As an excellent network operating system, GNU/Linux integrates a large number of network application software, such as Web servers (Apache + PHP) and directory servers (OpenLDAP) script language (Perl), web page collection program (Wget), etc. Therefore, you can implement a simple and efficient search engine server by applying them in a centralized manner.
I. basic components and usage
1. webpage data collection
Wget is an excellent web page collection program. it uses multi-threaded design to easily mirror website content to a local directory, in addition, you can flexibly customize the types, recursive collection layers, directory quotas, and collection time of web pages. Using a dedicated collection program to collect webpages not only reduces the design difficulty but also improves the system performance. To reduce the size of local data, only html files, txt files, script programs asp and php that can be queried can be collected. only the default results are used, instead of collecting shape files or other data files.
2. webpage data filtering
Because html files contain a large number of tags, such
The ghost search engine is a tool for users to quickly obtain webpage information. its main function is that the system retrieves the backend web database by entering keywords...
These labeled data has no actual search value. Therefore, you must filter the collected data before joining the database. As a widely used scripting language, Perl has a very powerful and rich library that can easily filter webpages. You can use the HTML-Parser library to conveniently extract text data, title data, and link data contained in a webpage.

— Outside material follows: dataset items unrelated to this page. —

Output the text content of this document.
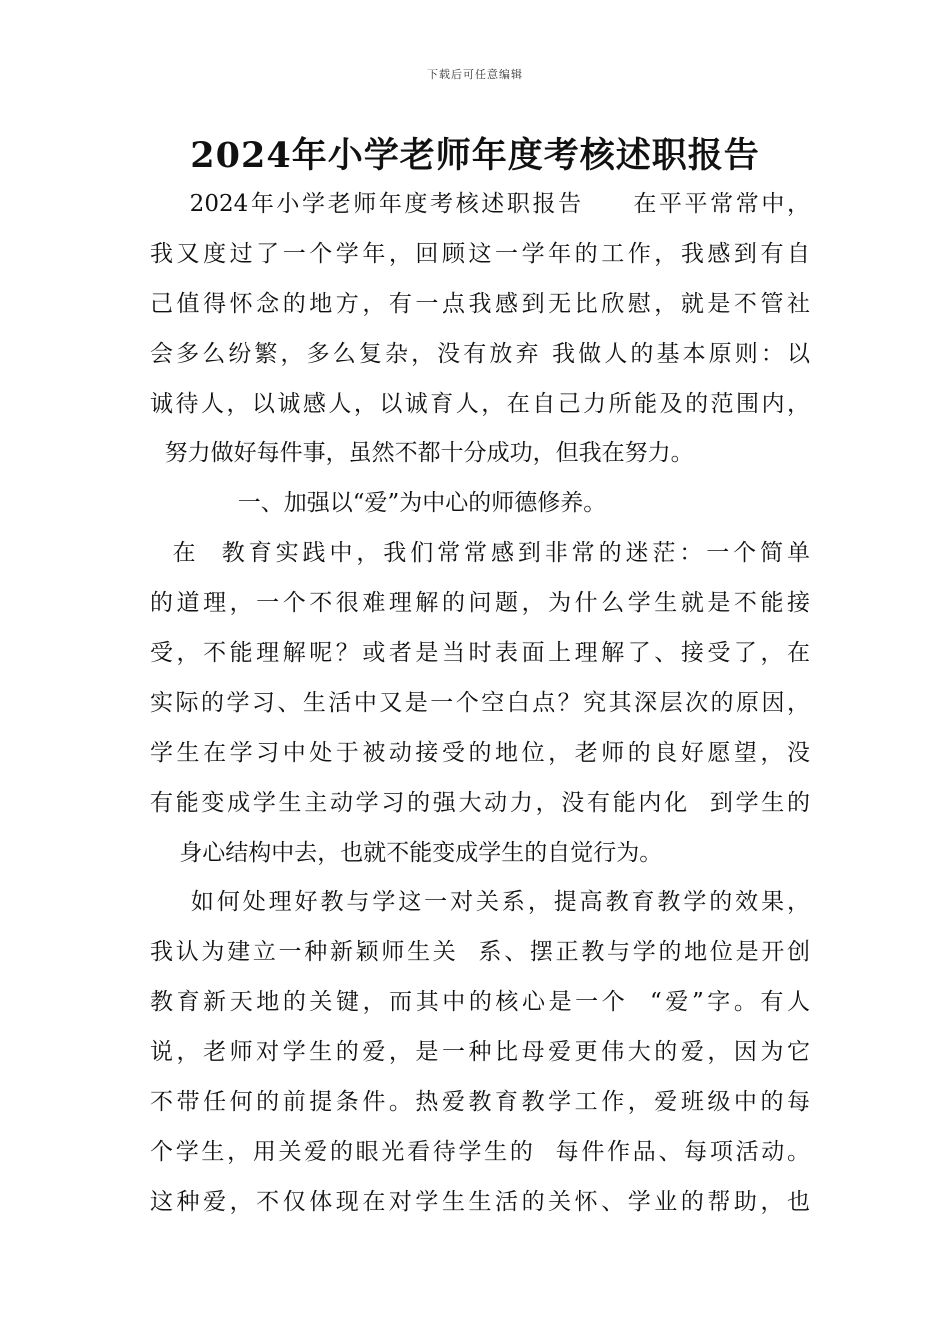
下载后可任意编辑
2024年小学老师年度考核述职报告
2024年小学老师年度考核述职报告     在平平常常中，
我又度过了一个学年，回顾这一学年的工作，我感到有自
己值得怀念的地方，有一点我感到无比欣慰，就是不管社
会多么纷繁，多么复杂，没有放弃 我做人的基本原则：以
诚待人，以诚感人，以诚育人，在自己力所能及的范围内，
努力做好每件事，虽然不都十分成功，但我在努力。
一、加强以“爱”为中心的师德修养。
在  教育实践中，我们常常感到非常的迷茫：一个简单
的道理，一个不很难理解的问题，为什么学生就是不能接
受，不能理解呢？或者是当时表面上理解了、接受了，在
实际的学习、生活中又是一个空白点？究其深层次的原因，
学生在学习中处于被动接受的地位，老师的良好愿望，没
有能变成学生主动学习的强大动力，没有能内化  到学生的
身心结构中去，也就不能变成学生的自觉行为。
如何处理好教与学这一对关系，提高教育教学的效果，
我认为建立一种新颖师生关  系、摆正教与学的地位是开创
教育新天地的关键，而其中的核心是一个  “爱”字。有人
说，老师对学生的爱，是一种比母爱更伟大的爱，因为它
不带任何的前提条件。热爱教育教学工作，爱班级中的每
个学生，用关爱的眼光看待学生的  每件作品、每项活动。
这种爱，不仅体现在对学生生活的关怀、学业的帮助，也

This library can be downloaded from www.cpan.net, and the Perl programs collected by this website are far beyond our scope.3. directory serviceThe Directory service is a service that needs to be developed for a large amount of data retrieval. it first appeared in The X.500 Protocol set and later expanded to TCP/IP to become the Lightweight Directory Acess Protocol, the related standards are RFC1777 set in 1995 and rfc2133 set in 1997. LDAP has been widely used in related products by companies such as Sun, Lotus, and Microsoft as industrial standards. however, dedicated directory servers based on Windows platforms are rare, openLDAP is a directory server running on Unix systems for free. its products have excellent performance and have been collected by many Linux distributions (such as Redhat and Mandrake ), it also provides development interfaces including C, Perl, and PHP.